Önce şehirlere sızdılar, sonra evlere, nihayet canlara. Bizde çağlayan nehirler, onların kumuyla bulanıyor. Fersah fersah ötelerden zehirli bulutları akıyor semamıza. Arzı asitleri kavuruyor; hileleri, desiseleri yıkıyor muhabbeti. Şüphe narası salıyorlar geçtikleri yerlere. Bir karanlık leke saçıyorlar orkidenin, karanfilin, zambağın üzerine. Yeryüzünün renklerini kendi arzularınca silmek, değiştirmek istiyorlar. Bu coğrafyayı özünden, ait olduğu daldan budamak istiyorlar.
Halep’e diyorum ve Kerkük’e, Bağdat’a olanlar nedir?
Nerede Fuzûlî’nin “Burc-ı evliyâsı?” Medrese-i Nizamiye’nin toprakları ne hâlde şimdi? Farabi’nin, İbni Sîna, Birûnî, Gazalî, Câhiz ve Taberî’nin yetiştiği şehir… Hatta evliyaullaha yurt ve mezar olan; Abdülkadir Geylânî’yi, Seyyid Ahmet Rufai’yi dahi yetiştiren şehir… Her yıkılışının ardından yeniden doğan, “Harapken Bağdat olan” şehir… Yeniden kalkar mı ayağa? Yeniden taçlara ipeklerle dikilen, yeşil üzerine beyaz ibrişimli güllerini işler mi? Nerde şairlerin, Dicle ve Fırat’ın gidişini, Saba rüzgârının esmesini, onun şerefli duruşuna bağladığı; yanında inci ve cevheri, taş ve toprak saydığı özge şehir?

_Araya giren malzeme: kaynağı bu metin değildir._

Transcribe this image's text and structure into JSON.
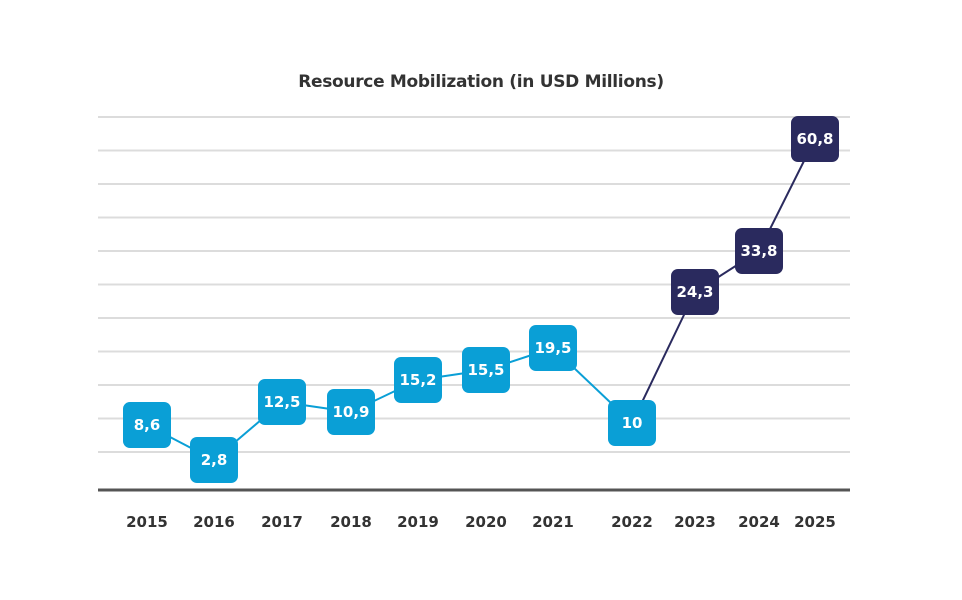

Kerkük… Hz. Ömer zamanında İslam’la tanışan, Büyük Selçuklu ’da altmış üç yıl kalan, Yavuz Sultan Selim’in Osmanlı’ya hediyesi… Kayıtlarda “Gökyurt” olarak geçen halis Türk şehri. Kanûni’nin ziyaretinde Fuzuli’nin “ Bağdat Kasidesini” sunmasından bu yana kaç zaman geçti? Bugün, hüznün ve sitemin dili “Mum kimin yanan Kerkük” bize ne söyler?
Kaç kez viran olan, nice zalimin zulmüne şahit kalan yurtlar, yeniden cana gelir mi? Ölen toprak değil ki mazi ölüyor, istikbal ölüyor. Koca bir coğrafyanın umudu, birliği ölüyor. Candan can budanıyor. Toprağa karışan simaların rengi ahmer; adı Ayşe, Fatma, Ali, Hasan. Muhammedî yurtlar târ-ü mar. Hangi şüpheyle sızdılar şehre? Hangi bühtanla böldüler kardeşliği? Biz o ejderhanın adını biliyoruz artık. Onun bulaştırdığı zehri biliyoruz. Yanıp yakılmakta üstümüze yok. Can vermekte de… Yüce Mevla’ya yakarmakta da… Ağıtlar yazıp feryat etmekte de… Peki, asıl yapılması gerekene ne zaman sıra gelecek? Çağın silahıyla silahlanmaya, kudret sahibi olmaya?
Şehirler; tarihiyle, kültürüyle, en nadide cevheri, öz benliğiyle yok oluyor. Şehirler, sahiplerinden boşalıyor. O toprağın, o yurdun, o ocağın mukimlerinden koparılıyor. İnsanın insana yaptığı zulme şahit kılınıyor yine arşı âlâ. İblis, küçücük yavrulara dahi acımıyor. Nice Talut, bir küçük Davut’un sapanından fırlayan çakılla yere düşmüş olsa da ceplerimizdeki çakılları ebabilin siccîniyle donatmaya sıra gelmedi mi? Nitekim çoğu zaman çağlayanların serin nefesi ateşi söndürür, sudan sıçrayan esinti bile közü kül eyler. Suyun varlığı hararetin dinmesine sebep.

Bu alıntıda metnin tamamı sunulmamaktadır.